I just want to publicly thank Shelly for being such a wonderful and faithful friend to me. And I would love for you to visit her NEW ADOPTION BLOG and give her some bloggy love (that's bloggy speak for kind words and encouragement). Oh my stars! Aren't they a beautiful family?

While you are there, if you are so moved, you may want to throw a 10-spot into the pot to help Shelly and Brian with their adoption expenses. You could be chosen to receive an Apple 32GB iPad2 that they will be giving away later this month.

This sweet family is lovingly raising 7, soon to be 9, children, some with significant medical and therapeutic needs. They are making a life long commitment, financial and otherwise, to these children. I believe that donating to this cause is money well spent. It is a labor of love for them. I'm proud to chip in to assist with their adoption expenses. And I'm proud to ask you to consider doing the same.

Tuesday, November 1, 2011

I will not forget you.

Did you know that November is Adoption Awareness month? After my spectacular Down Syndrome awareness blog challenge failure, I will not be making any pledges this month.

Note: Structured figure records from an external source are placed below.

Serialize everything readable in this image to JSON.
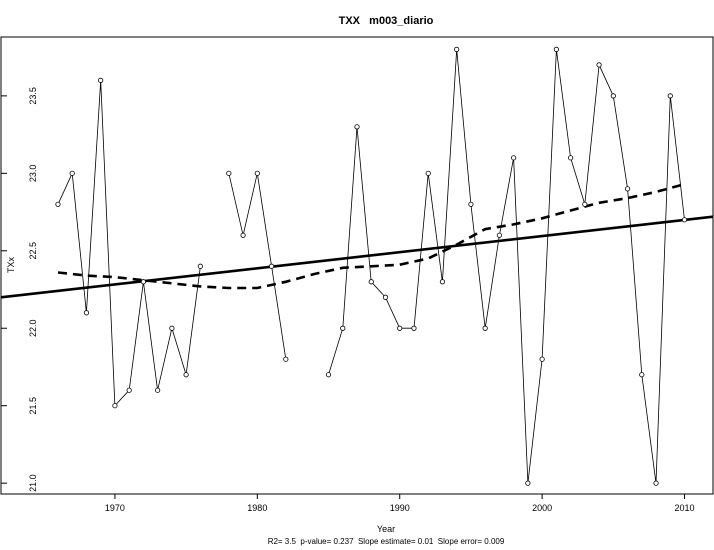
{
  "chart_data": {
    "type": "line",
    "title": "TXX   m003_diario",
    "xlabel": "Year",
    "ylabel": "TXx",
    "subtitle": "R2= 3.5  p-value= 0.237  Slope estimate= 0.01  Slope error= 0.009",
    "xlim": [
      1962,
      2012
    ],
    "ylim": [
      20.93,
      23.88
    ],
    "x_ticks": [
      1970,
      1980,
      1990,
      2000,
      2010
    ],
    "y_ticks": [
      21.0,
      21.5,
      22.0,
      22.5,
      23.0,
      23.5
    ],
    "grid": false,
    "series": [
      {
        "style": "thin-line-with-points",
        "points": [
          [
            1966,
            22.8
          ],
          [
            1967,
            23.0
          ],
          [
            1968,
            22.1
          ],
          [
            1969,
            23.6
          ],
          [
            1970,
            21.5
          ],
          [
            1971,
            21.6
          ],
          [
            1972,
            22.3
          ],
          [
            1973,
            21.6
          ],
          [
            1974,
            22.0
          ],
          [
            1975,
            21.7
          ],
          [
            1976,
            22.4
          ],
          [
            1977,
            null
          ],
          [
            1978,
            23.0
          ],
          [
            1979,
            22.6
          ],
          [
            1980,
            23.0
          ],
          [
            1981,
            22.4
          ],
          [
            1982,
            21.8
          ],
          [
            1983,
            null
          ],
          [
            1984,
            null
          ],
          [
            1985,
            21.7
          ],
          [
            1986,
            22.0
          ],
          [
            1987,
            23.3
          ],
          [
            1988,
            22.3
          ],
          [
            1989,
            22.2
          ],
          [
            1990,
            22.0
          ],
          [
            1991,
            22.0
          ],
          [
            1992,
            23.0
          ],
          [
            1993,
            22.3
          ],
          [
            1994,
            23.8
          ],
          [
            1995,
            22.8
          ],
          [
            1996,
            22.0
          ],
          [
            1997,
            22.6
          ],
          [
            1998,
            23.1
          ],
          [
            1999,
            21.0
          ],
          [
            2000,
            21.8
          ],
          [
            2001,
            23.8
          ],
          [
            2002,
            23.1
          ],
          [
            2003,
            22.8
          ],
          [
            2004,
            23.7
          ],
          [
            2005,
            23.5
          ],
          [
            2006,
            22.9
          ],
          [
            2007,
            21.7
          ],
          [
            2008,
            21.0
          ],
          [
            2009,
            23.5
          ],
          [
            2010,
            22.7
          ]
        ]
      },
      {
        "style": "thick-solid-trend",
        "points": [
          [
            1962,
            22.2
          ],
          [
            2012,
            22.72
          ]
        ]
      },
      {
        "style": "thick-dashed-smooth",
        "points": [
          [
            1966,
            22.36
          ],
          [
            1968,
            22.34
          ],
          [
            1970,
            22.33
          ],
          [
            1972,
            22.31
          ],
          [
            1974,
            22.29
          ],
          [
            1976,
            22.27
          ],
          [
            1978,
            22.26
          ],
          [
            1980,
            22.26
          ],
          [
            1982,
            22.3
          ],
          [
            1984,
            22.35
          ],
          [
            1986,
            22.39
          ],
          [
            1988,
            22.4
          ],
          [
            1990,
            22.41
          ],
          [
            1992,
            22.45
          ],
          [
            1994,
            22.54
          ],
          [
            1996,
            22.64
          ],
          [
            1998,
            22.67
          ],
          [
            2000,
            22.71
          ],
          [
            2002,
            22.76
          ],
          [
            2004,
            22.81
          ],
          [
            2006,
            22.84
          ],
          [
            2008,
            22.88
          ],
          [
            2010,
            22.93
          ]
        ]
      }
    ]
  }
}
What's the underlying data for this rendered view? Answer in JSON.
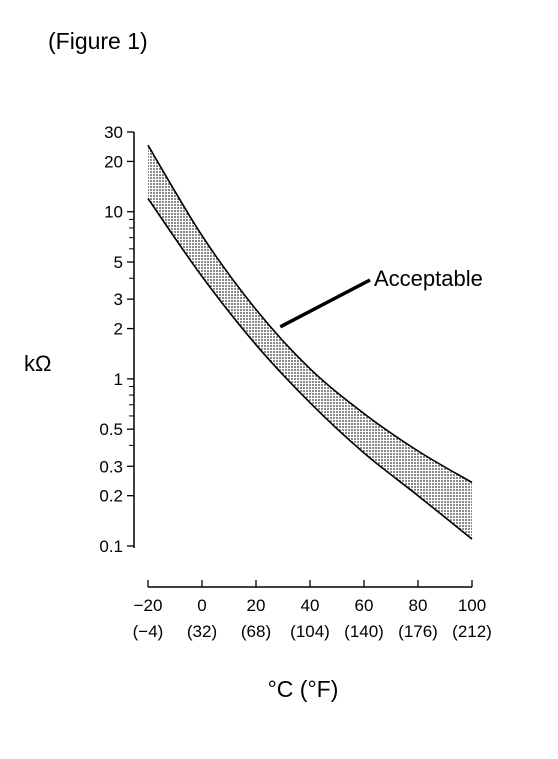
{
  "figure_label": "(Figure 1)",
  "chart_data": {
    "type": "area",
    "title": "",
    "xlabel": "°C (°F)",
    "ylabel": "kΩ",
    "yscale": "log",
    "ylim": [
      0.1,
      30
    ],
    "xlim": [
      -20,
      100
    ],
    "x_ticks": [
      {
        "value": -20,
        "label": "−20",
        "sublabel": "(−4)"
      },
      {
        "value": 0,
        "label": "0",
        "sublabel": "(32)"
      },
      {
        "value": 20,
        "label": "20",
        "sublabel": "(68)"
      },
      {
        "value": 40,
        "label": "40",
        "sublabel": "(104)"
      },
      {
        "value": 60,
        "label": "60",
        "sublabel": "(140)"
      },
      {
        "value": 80,
        "label": "80",
        "sublabel": "(176)"
      },
      {
        "value": 100,
        "label": "100",
        "sublabel": "(212)"
      }
    ],
    "y_ticks": [
      {
        "value": 30,
        "label": "30"
      },
      {
        "value": 20,
        "label": "20"
      },
      {
        "value": 10,
        "label": "10"
      },
      {
        "value": 5,
        "label": "5"
      },
      {
        "value": 3,
        "label": "3"
      },
      {
        "value": 2,
        "label": "2"
      },
      {
        "value": 1,
        "label": "1"
      },
      {
        "value": 0.5,
        "label": "0.5"
      },
      {
        "value": 0.3,
        "label": "0.3"
      },
      {
        "value": 0.2,
        "label": "0.2"
      },
      {
        "value": 0.1,
        "label": "0.1"
      }
    ],
    "y_minor_ticks": [
      9,
      8,
      7,
      6,
      4,
      0.9,
      0.8,
      0.7,
      0.6,
      0.4
    ],
    "series": [
      {
        "values": [
          {
            "x": -20,
            "y": 25
          },
          {
            "x": 0,
            "y": 7.2
          },
          {
            "x": 20,
            "y": 2.6
          },
          {
            "x": 40,
            "y": 1.15
          },
          {
            "x": 60,
            "y": 0.62
          },
          {
            "x": 80,
            "y": 0.37
          },
          {
            "x": 100,
            "y": 0.24
          }
        ]
      },
      {
        "values": [
          {
            "x": -20,
            "y": 12
          },
          {
            "x": 0,
            "y": 4.1
          },
          {
            "x": 20,
            "y": 1.6
          },
          {
            "x": 40,
            "y": 0.72
          },
          {
            "x": 60,
            "y": 0.36
          },
          {
            "x": 80,
            "y": 0.2
          },
          {
            "x": 100,
            "y": 0.11
          }
        ]
      }
    ],
    "annotations": [
      {
        "text": "Acceptable",
        "target": {
          "x": 29,
          "y": 2.05
        }
      }
    ],
    "grid": false,
    "band_fill": "#d4d4d4"
  }
}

But, I do want to bring awareness to some special children who need families and some special families who are working toward adoption.

Today is the perfect day to share my little lovey boy, Maxim!

“Can a mother forget the baby at her breast
and have no compassion on the child she has borne?
Though she may forget, I will not forget you!”
Isaiah 49:15

Here is what a friend had to say about him just last week:
Maxim is one of the sweetest little boys I've ever met. He pats my arm in the most adorable, gentle way, and it absolutely melts my heart! He is now walking with very minimal assistance, and crawls faster than any other child I've ever met. He is a smart boy, and will follow directions (for example, come over to the carpet). He has an amazing attention span, and will bounce a ball back and forth with me for at least 20 minutes straight. He has the most wonderful laugh, and is a very joyful little guy! He has so much potential, someone please choose Maxim!!
Maxim has a large grant with the Reece's Rainbow adoption grant organization. It will go a long way toward helping offset the cost of his adoption. And, I'm not the only person who is in love with Maxim. Melissa over at has met and played with Maxim!!

Did you know that Maxim was on my short list? I really wanted to adopt that cute little guy but he had no grant money at the time and I was really worried about raising funds. Oh, so little faith! As it turned out, Theo really needed urgent medical care, so I can't say that we made a mistake. It just hurts to know that Maxim is still waiting.

There is another little boy with Down Syndrome living in the same institution as Maxim. This little boy needs out quickly. I fear that he...well, I fear for his health.

These two boys could be adopted together! And did you know that many Ukrainian adoption facilitators do not charge extra to adopt an additional child? That's right! I can put you in touch with some very friendly and very experienced professionals who will assist you in adopting both children with no extra charge for the second child.

Happy Adoption Awareness month! Tomorrow I'll share about a very special adopting family!